The healthy good sense of his friend had a wonderful effect on the old man, who had become morbid from constant loneliness and much sorrow. The tone of his fine mind grew stronger under a roof where the affections had full scope, and where a fresh, breezy atmosphere always prevailed. At times, the good old man was seen almost to smile, this little sojourn from home gave such zest to his life.
He had provided for his pulpit in Salem before leaving home, and therefore, without undue persuasion, consented to remain and take a share in the baptism of his friend, a thing which the governor, and his whole family, had much at heart.
But all this time his own home was left in loneliness, or what was almost the same thing, under the charge of a young girl, the niece of his wife, who had been adopted in her infancy, and brought up side by side with his own child.

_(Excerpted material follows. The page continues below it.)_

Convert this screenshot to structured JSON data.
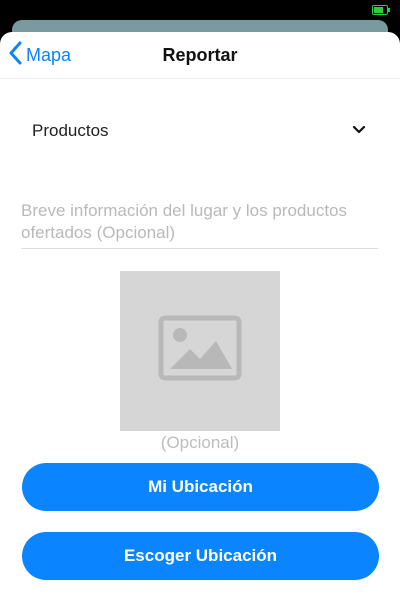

This girl was a little older than Elizabeth Parris, and had shared the same love, the same bed, and the same table with her from childhood up. She was an orphan and the child of an orphan.
It was said in whispers, by the old gossips of the place, that her mother came from some remote Indian settlement, where she and her little sister—afterwards the wife of Samuel Parris—had been left like wild animals, to live or die, probably by some unfortunate or unnatural parent. But these two helpless creatures had escaped the wilderness and sought shelter among the inhabitants of Salem. The elder girl gave no account of herself save that she had escaped great danger, and fled from the woods where her mother had perished. The little one only clung to her sister with fond love in her deep blue eyes, and a timid struggle if any one attempted to draw her from that singular protection. She was quite too young for any knowledge of her own history.